When installing a 14mm ebike motor axle on a 10 mm dropout, it is often required to file the dropout notch deeper by about 2 mm. This is to keep the center of the 14 mm axle located in the same spot as the 10 mm axle was before. Otherwise, you may have problems with the axle working loose from the fork.Dropout filed deeper.jpg

Here is the C washer in place, to fill the dropout. It is also advisable to use a spacer washer on the inside of the dropout. This will help with some types of motors with narrower axle shoulders. If a spacer washer is used on the inside, the axle shoulder will have to be filed shorter by the thickness of the washer. The alloy forks cannot be spread out, they must fit the width of the motor perfect. If not, the shocks will bind.View attachment 1

Now the torque arm is fitted to the fork. In this case only one hose clamp could be fitted, use two if you can. Tighten the nut between the two parts of the torque arm as much as you can.torque arm attached to fork tube.jpg
 
I wonder if anyone has tried welding two-piece torque arms together once they're adjusted properly... wouldn't this help make the assembly more rigid? Any small tendency for the axle to rotate would be turned directly into push or pull against the fork tube. I realize this should happen anyway, but some small amount of "give" at the bolted junction seems possible. Doing this might make the wheel a bit harder to remove but it looks worth testing, no?
 
Not sure the multiple slots for alternative clamp positions are necessary? Wouldn't the slot at the farthest end of the arm from the axle always be the best for mechanical advantage? Why go any shorter?
Just curious
tks
Lock
 
As you can see on this photo, I had dropouts interfering with using the other slots. So the best position for me was the last slot. The arm comes with two clamps, and idealy you'd use two clamps, helping to prevent the clamp from moving, like sliding down the fork as the arm rotates. I have felt for a long time that two clamps would be a good idea. I don't really know why, but I just like double everything. Construction work taught me never trust just one of anything.

Anyway, what Justin has done is redesign the arm so that it fits more different kinds of forks, front or rear.
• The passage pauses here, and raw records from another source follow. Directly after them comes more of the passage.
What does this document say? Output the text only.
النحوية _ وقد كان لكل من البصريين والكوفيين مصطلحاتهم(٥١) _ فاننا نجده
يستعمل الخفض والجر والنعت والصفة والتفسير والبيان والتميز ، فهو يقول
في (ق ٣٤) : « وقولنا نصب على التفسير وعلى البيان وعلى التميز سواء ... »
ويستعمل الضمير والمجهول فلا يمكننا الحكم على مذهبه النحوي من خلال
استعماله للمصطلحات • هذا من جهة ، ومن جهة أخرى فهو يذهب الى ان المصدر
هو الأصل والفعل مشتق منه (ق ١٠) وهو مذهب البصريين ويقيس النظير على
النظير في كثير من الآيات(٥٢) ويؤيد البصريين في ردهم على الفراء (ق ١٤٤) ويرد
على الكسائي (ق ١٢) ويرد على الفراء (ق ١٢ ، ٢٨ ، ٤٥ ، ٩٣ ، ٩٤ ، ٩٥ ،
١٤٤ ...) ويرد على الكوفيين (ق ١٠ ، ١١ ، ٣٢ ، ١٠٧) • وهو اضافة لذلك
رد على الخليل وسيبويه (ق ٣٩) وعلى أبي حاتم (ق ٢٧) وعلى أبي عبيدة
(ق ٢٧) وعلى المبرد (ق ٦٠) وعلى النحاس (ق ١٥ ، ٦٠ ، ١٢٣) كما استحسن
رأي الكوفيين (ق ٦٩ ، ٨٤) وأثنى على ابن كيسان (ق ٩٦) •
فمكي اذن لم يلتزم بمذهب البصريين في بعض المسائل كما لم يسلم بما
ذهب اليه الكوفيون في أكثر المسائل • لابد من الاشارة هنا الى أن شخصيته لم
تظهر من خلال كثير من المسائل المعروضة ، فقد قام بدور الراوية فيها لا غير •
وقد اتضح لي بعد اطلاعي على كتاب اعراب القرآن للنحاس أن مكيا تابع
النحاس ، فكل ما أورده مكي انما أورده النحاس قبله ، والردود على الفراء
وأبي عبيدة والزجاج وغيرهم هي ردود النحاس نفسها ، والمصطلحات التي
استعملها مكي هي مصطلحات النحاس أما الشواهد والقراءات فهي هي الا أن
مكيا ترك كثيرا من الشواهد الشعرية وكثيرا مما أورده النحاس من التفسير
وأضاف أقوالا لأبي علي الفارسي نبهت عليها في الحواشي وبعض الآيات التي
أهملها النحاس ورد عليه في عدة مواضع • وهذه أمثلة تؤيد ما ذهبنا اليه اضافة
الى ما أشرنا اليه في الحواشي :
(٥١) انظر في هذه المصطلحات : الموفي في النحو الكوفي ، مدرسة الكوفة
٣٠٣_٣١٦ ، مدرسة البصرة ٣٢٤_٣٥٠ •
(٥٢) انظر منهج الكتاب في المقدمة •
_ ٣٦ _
The new design accomodates multiple positions and clamp locations in case a disk mount or something is getting in the way.

I gave some thought to welding the two pieces, once fitted. But then I'd be stuck with a custom fit to one particular fork. I fool around with stuff too often for that I decided. Right now the plan is to run 9 c in the winter when slower is warm, and haull ass on the aotema in summer, racing home to the AC.
 
Bumped with new pics. I have not had any problems with the nut loosening so far. It's two years later. Power levels used are only 1200w, 48v 20 amps.

I'd think that tack welding the two pieces after they were fitted would be a good idea for higher power levels. Stronger attachments than a hose clamp too.
 
I've welded two piece torque arms together before. Works well. Mine got spread open because the dropout wasn't deep enough to hold the axle in place.